Thats just a standard way of writing to the eventlog. My problem is that even though I have a custom eventlog created. The events I write still go into the application log, not my custom one. Even when using EventLog eventLog = new EventLog("ManageIT"); eventLog.Source = "ManageIT Client Service";
@Marko, although already approved, I honestly feel the edit should be a comment or another answer. This is not the first nor the last "bad" answer accepted on a question. Just because a question has an accepted answer, it does not make it not answerable.
@Khez I'm tagged with the edit because I reviewed somebody else's edit and make it clear what had been added - although I agree there is a case for this being a comment.
Thought for sure I wrapped that in the standard edit [/edit] brackets, but I guess not. thx for fixing that.. I edited the answer because I was unable to add a comment, and adding another duplicated answer with only an additional caveat that would most likely not be marked the answer since it's so old seemed like a dumb idea, and probably be met with folks complaining I should have edited the answer (has happened before)..
Concentrate on TheDuke's problem (first comment) guys, because I'm also facing that now.
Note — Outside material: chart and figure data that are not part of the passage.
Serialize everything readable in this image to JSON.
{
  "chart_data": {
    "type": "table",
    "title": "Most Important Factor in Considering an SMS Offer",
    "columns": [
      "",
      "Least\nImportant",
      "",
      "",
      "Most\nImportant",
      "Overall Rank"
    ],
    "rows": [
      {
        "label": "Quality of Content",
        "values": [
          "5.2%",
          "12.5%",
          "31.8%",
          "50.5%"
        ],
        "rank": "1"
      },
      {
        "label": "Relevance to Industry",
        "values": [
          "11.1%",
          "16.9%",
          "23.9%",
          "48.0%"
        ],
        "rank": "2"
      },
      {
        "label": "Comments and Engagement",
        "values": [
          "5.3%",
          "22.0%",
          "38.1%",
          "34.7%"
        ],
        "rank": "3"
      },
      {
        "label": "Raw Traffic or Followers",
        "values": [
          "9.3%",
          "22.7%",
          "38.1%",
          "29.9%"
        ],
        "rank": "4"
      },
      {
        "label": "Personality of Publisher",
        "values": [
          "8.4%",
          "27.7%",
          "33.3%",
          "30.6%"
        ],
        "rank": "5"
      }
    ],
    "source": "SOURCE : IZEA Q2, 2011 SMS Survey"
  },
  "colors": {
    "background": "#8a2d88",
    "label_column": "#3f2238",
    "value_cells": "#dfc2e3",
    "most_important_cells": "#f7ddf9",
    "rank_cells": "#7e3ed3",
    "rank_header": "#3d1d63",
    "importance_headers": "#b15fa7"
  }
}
Thanks.
1

It sounds like you are writing to the event log like this:

 EventLog.WriteEntry("Source", "Message");

This will write to the application log.

If you use the code in simons post with the creation of myLogger, you can specify the name of the Log.

Comments

0

I did something like this:

        var logName = EventLog.LogNameFromSourceName("MyApp", Environment.MachineName);

         //delete the source if it associated with the wrong Log
        if (!string.IsNullOrEmpty(logName) & logName != "MyLog")
        {
            EventLog.DeleteEventSource("MyApp", Environment.MachineName);
        }

        if (!EventLog.SourceExists("MyApp"))
        {
            EventLog.CreateEventSource("MyApp", "MyLog");
        }

2 Comments

the act of calling EventLog.SourceExists causes the OS to enumerate available logs, and when it hits the 'Security' log, you'll get an error for a non-elevated user
Good to know. Thanks! I have not ran into that as of yet because the service accounts we have do have elevated privileges.